Le nouvel horizon ? Le prochain vote du budget, où tout le monde attend impatiemment le grand déballage des compromis : plus d’impôts pour les ménages fortunés, moins de rigueur sur les retraites ? Il va falloir plaire aux socialistes sans trop fâcher la droite. Pas simple de contenter tous les convives à la table …
Éclaircie inattendue : les champions tricolores empruntent mieux que l’État
Petit clin d’œil ironique sur la situation : un nombre croissant de grands groupes français – pensez à LVMH, Sanofi ou Schneider Electric – réussissent à emprunter sur les marchés à des taux inférieurs à ceux de l’État français lui-même.
Oui, vous avez bien lu : le « père de famille » est considéré plus risqué que les enfants modèles… Les investisseurs préfèrent prêter à des multinationales stables, diversifiées et profitables, plutôt qu’à un État en proie aux incertitudes politiques.

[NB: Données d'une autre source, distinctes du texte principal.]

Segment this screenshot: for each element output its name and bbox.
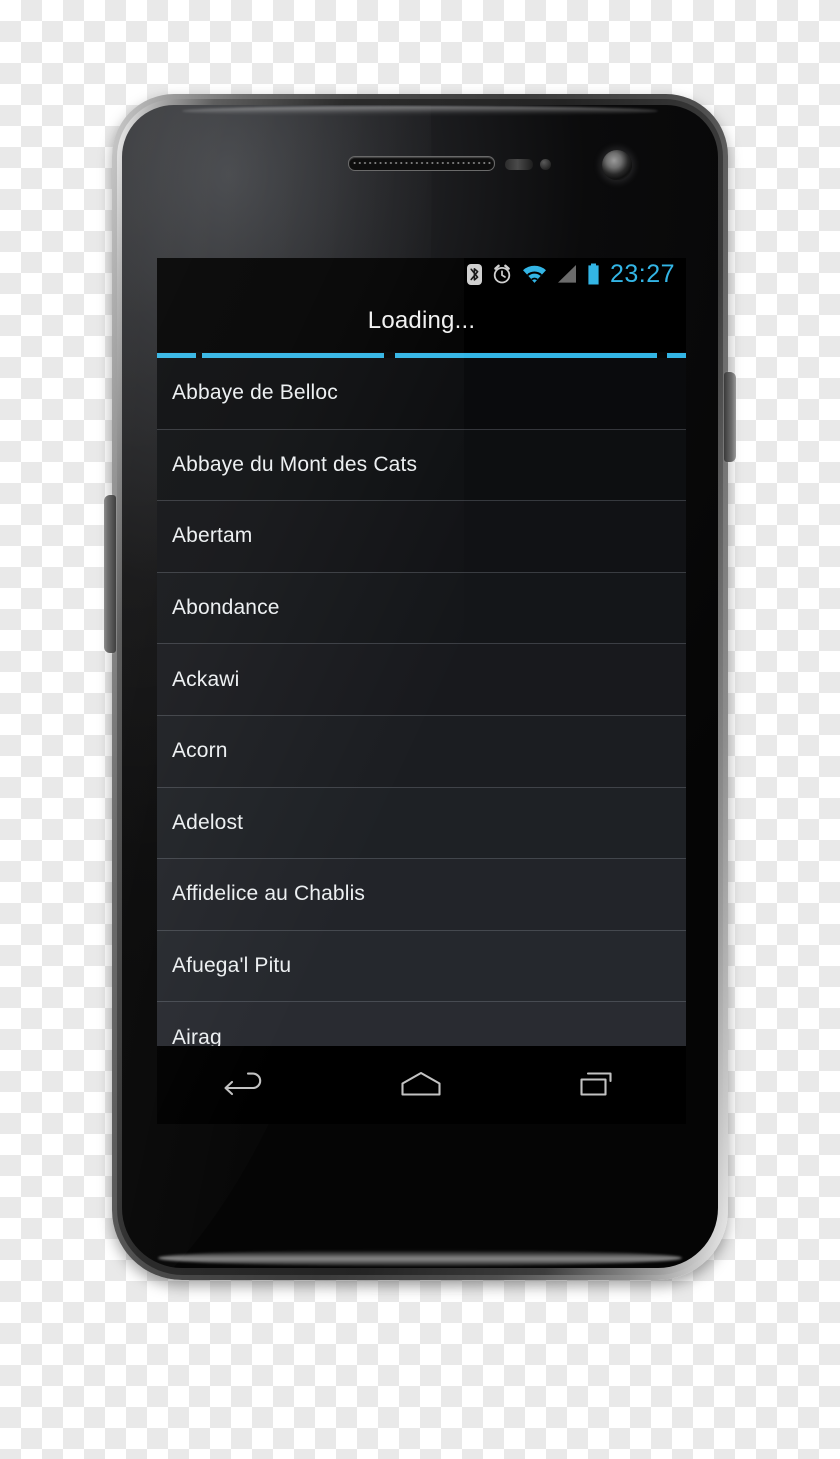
battery-icon (588, 263, 599, 285)
earpiece-speaker-icon (348, 156, 495, 171)
navigation-bar (157, 1046, 686, 1124)
recent-apps-icon (580, 1072, 612, 1096)
volume-rocker-button[interactable] (104, 495, 116, 653)
bottom-rim-highlight (157, 1250, 683, 1266)
page-title: Loading... (367, 307, 476, 334)
home-button[interactable] (361, 1055, 481, 1115)
wifi-icon (522, 265, 546, 283)
list-item-label: Acorn (172, 739, 228, 763)
list-item-label: Affidelice au Chablis (172, 882, 366, 906)
list-item[interactable]: Acorn (157, 715, 686, 788)
light-sensor-icon (540, 159, 551, 170)
list-item-label: Afuega'l Pitu (172, 954, 292, 978)
list-item-label: Abondance (172, 596, 280, 620)
list-item-label: Ackawi (172, 667, 240, 691)
progress-segment (667, 352, 686, 358)
cheese-list[interactable]: Abbaye de Belloc Abbaye du Mont des Cats A… (157, 358, 686, 1124)
list-item[interactable]: Adelost (157, 787, 686, 860)
list-item[interactable]: Abertam (157, 501, 686, 573)
phone-screen: 23:27 Loading... Abbaye de Belloc Abbaye … (157, 258, 686, 1124)
progress-gap (657, 352, 668, 357)
top-rim-highlight (181, 106, 659, 116)
progress-segment (157, 352, 197, 358)
power-button[interactable] (724, 372, 736, 462)
status-bar: 23:27 (157, 258, 686, 290)
bluetooth-icon (466, 263, 482, 285)
list-item-label: Adelost (172, 810, 244, 834)
status-bar-clock: 23:27 (609, 259, 675, 288)
list-item[interactable]: Abbaye du Mont des Cats (157, 429, 686, 502)
home-icon (401, 1071, 442, 1096)
list-item[interactable]: Afuega'l Pitu (157, 930, 686, 1003)
back-button[interactable] (185, 1055, 305, 1115)
list-item[interactable]: Abbaye de Belloc (157, 358, 686, 430)
alarm-clock-icon (493, 264, 511, 284)
list-item[interactable]: Abondance (157, 572, 686, 645)
progress-segment (201, 352, 385, 358)
list-item[interactable]: Ackawi (157, 644, 686, 716)
front-camera-icon (602, 150, 632, 180)
list-item-label: Abbaye de Belloc (172, 381, 338, 405)
progress-segment (395, 352, 657, 358)
list-item-label: Abbaye du Mont des Cats (172, 452, 418, 476)
proximity-sensor-icon (505, 159, 533, 170)
list-item[interactable]: Affidelice au Chablis (157, 859, 686, 931)
list-item-label: Abertam (172, 524, 253, 548)
recents-button[interactable] (538, 1055, 658, 1115)
back-arrow-icon (224, 1072, 262, 1096)
cellular-signal-icon (557, 265, 576, 283)
progress-gap (384, 352, 395, 357)
action-bar: Loading... (157, 290, 686, 352)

C’est un renversement inédit, qui dit tout de la confiance (relative) accordée à certains grands groupes, et du regard sceptique posé sur la gouvernance publique.
Ce phénomène rare montre à quel point les marchés sont sensibles à la stabilité politique et aux trajectoires budgétaires claires. Moralité : la diversification internationale, la solidité des bilans et la réputation des entreprises jouent désormais un rôle plus important que l’appartenance à l’État, traditionnellement perçu comme l’emprunteur le plus sûr.
Et après ? Le « parcours d’obstacles » pour la France n’est pas sans espoir
La décision de Fitch ne marque pas la fin du monde, loin s’en faut. Mais elle place les dirigeants français devant un challenge sérieux : bâtir un budget crédible, retrouver la confiance des marchés, et éviter la spirale des dégradations en cascade.
Moody’s et S&P donneront bientôt leur avis. Si la France devait subir une nouvelle dégradation, cela pourrait amplifier la pression sur les taux, pousser certains fonds à vendre leurs titres, et obliger le gouvernement à revoir plus rapidement ses plans de dépenses.
En résumé, la France n’a pas perdu toute crédibilité. La France reste une économie solide, avec un tissu industriel fort, une démographie dynamique et (soyons optimistes) une capacité à rebondir… Donc aucune raison de paniquer.
Mais il serait imprudent d’ignorer les signaux que nous donne le marché ou de s’imaginer que les opinions des agences de notation ne comptent que pour du beurre.
Cette dégradation par Fitch doit se lire comme un avertissement : la politique compte autant (sinon plus) que les chiffres dans l’opinion des marchés, dont nous sommes financièrement dépendants. Le coût de la dette augmentera si la confiance ne revient pas.